谢池大喘着气,满头是汗,他躺平在地,仰望着自己上面的人、感受着这个人的重量和体温,他喉咙一紧,心跳得更快。
米稻睥睨着他,笑道:“还算不错。”然后撤身站到了一旁。
谢池撑着身子坐了起来,几片枯叶从他沾满汗珠的脊背上脱落下去。
米稻抖了抖袖子上的叶子,低眸看着谢池道:“今日就到这里。”
谢池仰着脑袋,用很是不舍的目光望着米稻:“那爹爹还会再过来吗?”
米稻顺手揉了一把他的脑袋:“你想本座来?”
谢池点头认真道:“我想抢爹爹的令牌。”
米稻忍不住轻笑出声:“这倒是好大的胆子——也好,等本座闲着无事再来。

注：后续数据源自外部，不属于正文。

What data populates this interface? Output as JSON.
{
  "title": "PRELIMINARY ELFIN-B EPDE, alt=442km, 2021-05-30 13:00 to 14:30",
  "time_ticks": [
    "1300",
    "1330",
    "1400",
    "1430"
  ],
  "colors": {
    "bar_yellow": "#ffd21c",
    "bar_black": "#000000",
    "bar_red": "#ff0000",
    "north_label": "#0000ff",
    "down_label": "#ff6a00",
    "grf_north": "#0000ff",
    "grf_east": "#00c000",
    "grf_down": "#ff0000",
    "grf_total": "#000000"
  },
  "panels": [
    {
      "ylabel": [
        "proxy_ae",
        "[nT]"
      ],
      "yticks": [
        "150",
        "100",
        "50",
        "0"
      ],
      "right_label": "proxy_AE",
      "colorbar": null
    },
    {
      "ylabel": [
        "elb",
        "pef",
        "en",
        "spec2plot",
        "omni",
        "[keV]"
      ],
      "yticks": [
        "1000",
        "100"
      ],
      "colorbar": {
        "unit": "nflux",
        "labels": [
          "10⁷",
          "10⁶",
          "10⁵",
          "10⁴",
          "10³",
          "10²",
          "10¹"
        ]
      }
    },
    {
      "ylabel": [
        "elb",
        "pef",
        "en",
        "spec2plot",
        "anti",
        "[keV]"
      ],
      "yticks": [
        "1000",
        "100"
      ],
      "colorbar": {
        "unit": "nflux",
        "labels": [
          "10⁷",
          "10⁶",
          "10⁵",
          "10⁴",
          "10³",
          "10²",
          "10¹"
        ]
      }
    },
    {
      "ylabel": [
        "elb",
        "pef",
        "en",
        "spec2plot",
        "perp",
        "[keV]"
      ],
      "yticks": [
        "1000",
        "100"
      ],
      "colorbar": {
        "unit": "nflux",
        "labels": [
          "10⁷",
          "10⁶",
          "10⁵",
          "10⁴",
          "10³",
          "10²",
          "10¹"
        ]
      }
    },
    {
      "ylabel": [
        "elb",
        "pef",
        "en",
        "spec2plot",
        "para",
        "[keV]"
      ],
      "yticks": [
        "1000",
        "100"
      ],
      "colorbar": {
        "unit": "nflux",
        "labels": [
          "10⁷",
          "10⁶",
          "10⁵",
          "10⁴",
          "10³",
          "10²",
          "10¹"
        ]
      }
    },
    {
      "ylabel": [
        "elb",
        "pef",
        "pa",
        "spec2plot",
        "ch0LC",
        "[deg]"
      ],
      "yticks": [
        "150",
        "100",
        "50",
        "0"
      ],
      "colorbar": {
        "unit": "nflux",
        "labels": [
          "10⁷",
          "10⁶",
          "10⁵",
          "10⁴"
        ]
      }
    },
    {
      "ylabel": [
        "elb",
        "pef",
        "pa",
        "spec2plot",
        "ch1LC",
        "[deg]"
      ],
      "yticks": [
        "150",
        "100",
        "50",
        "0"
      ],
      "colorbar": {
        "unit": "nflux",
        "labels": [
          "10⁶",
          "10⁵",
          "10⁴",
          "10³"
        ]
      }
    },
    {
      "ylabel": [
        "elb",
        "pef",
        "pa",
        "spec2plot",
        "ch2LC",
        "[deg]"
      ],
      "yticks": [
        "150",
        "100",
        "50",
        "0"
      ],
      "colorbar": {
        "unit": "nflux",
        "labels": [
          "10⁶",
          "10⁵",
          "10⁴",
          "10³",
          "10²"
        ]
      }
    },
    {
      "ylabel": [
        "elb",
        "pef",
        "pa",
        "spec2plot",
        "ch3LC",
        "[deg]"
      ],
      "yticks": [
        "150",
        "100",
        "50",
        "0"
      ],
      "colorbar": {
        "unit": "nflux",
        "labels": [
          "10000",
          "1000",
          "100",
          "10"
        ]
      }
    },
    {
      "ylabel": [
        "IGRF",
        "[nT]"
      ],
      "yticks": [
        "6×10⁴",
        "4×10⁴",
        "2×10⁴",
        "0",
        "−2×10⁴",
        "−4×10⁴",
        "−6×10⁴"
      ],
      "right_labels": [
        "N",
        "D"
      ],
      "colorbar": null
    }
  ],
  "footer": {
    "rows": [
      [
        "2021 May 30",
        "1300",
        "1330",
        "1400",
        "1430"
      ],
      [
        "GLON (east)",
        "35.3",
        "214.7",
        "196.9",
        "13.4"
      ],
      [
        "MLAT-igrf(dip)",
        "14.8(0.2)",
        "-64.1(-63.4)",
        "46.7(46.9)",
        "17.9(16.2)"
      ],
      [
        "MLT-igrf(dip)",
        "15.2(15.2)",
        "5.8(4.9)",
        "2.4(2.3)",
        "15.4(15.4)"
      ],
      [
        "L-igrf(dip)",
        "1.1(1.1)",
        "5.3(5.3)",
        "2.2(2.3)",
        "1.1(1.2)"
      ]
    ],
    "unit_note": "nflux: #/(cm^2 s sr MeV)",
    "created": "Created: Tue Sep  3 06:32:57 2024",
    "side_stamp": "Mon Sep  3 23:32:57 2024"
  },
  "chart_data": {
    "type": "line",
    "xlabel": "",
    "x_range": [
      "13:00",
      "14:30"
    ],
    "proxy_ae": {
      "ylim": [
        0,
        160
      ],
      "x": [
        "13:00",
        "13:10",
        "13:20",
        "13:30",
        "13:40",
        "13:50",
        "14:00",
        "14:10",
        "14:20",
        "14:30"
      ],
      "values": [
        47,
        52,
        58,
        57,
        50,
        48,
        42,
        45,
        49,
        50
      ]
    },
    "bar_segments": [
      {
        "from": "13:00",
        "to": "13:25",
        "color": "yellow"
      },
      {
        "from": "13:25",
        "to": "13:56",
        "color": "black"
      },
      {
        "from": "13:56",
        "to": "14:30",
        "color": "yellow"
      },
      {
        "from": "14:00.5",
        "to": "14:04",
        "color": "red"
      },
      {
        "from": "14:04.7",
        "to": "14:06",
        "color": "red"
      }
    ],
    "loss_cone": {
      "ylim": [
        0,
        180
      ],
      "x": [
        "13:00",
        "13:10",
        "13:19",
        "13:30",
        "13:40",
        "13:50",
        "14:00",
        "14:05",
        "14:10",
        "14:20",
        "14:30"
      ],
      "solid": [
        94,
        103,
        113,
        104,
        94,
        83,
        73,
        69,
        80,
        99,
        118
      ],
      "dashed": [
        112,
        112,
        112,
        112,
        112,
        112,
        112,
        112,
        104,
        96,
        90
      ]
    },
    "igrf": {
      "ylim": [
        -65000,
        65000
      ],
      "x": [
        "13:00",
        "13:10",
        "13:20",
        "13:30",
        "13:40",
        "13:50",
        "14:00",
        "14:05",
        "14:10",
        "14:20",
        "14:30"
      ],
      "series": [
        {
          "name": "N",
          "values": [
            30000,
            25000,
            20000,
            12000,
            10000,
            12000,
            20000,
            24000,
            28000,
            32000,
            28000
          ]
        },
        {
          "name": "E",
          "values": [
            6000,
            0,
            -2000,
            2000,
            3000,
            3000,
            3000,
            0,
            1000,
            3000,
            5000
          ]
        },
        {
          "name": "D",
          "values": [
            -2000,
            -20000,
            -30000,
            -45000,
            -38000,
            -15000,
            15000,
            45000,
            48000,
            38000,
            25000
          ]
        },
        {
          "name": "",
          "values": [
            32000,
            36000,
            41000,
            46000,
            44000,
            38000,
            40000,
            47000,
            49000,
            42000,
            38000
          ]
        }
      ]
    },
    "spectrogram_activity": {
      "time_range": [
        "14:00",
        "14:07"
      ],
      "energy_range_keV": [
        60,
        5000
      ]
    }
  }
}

”
谢池高兴地笑了。
这时距离谢池离开炼狱还有小半年功夫,于是在这半年里,米稻就时不时进炼狱里面来跟谢池练手。
不过让米稻感觉到有点意外的是,向来喜欢打团战的谢池,每次遇到自己的时候,却选择单打独斗,一次都没有带人过来。
所以米稻有一次就跟他说,如果他不找帮手,自己这枚令牌他是肯定拿不到的。
谢池听完有些不高兴,进攻起来更猛了,像个孩子赌气一样说,爹爹的令牌他一定要亲手抢到。
米稻老父亲觉得,自己的儿子真的是太可爱了!
半年时间很快过去,谢池终究还是没有抢到米稻的令牌,带着他手下一帮人从炼狱里出来了。
这一年可以算是少有的炼狱存活率最高的一年,也不知道谢池是对这些活下来的少年做了什么,他们对谢池可以说是恭敬有加、崇拜得不行,估计就连米稻这个教主也要往后排。
谢池这一战出来,整个天元教上下再也没有人敢把他当软柿子看了,纷纷道是有其父必有其子,果然教主当年没有看错人。
少年们从炼狱出来休整了数日之后,教中就办起了一年一度的入教大典。
这个大典是专门为了每年从炼狱中出来的新教众准备的,由护法主持,根据这些新生教众们手中的令牌数量,给他们授予高低不同的职位与地位。
那一日,以谢池为首的十个少年整齐地跪在天元教山顶顶峰的天坛上,一个个锐利得像一把出鞘的利剑,浑身都散发着寒光。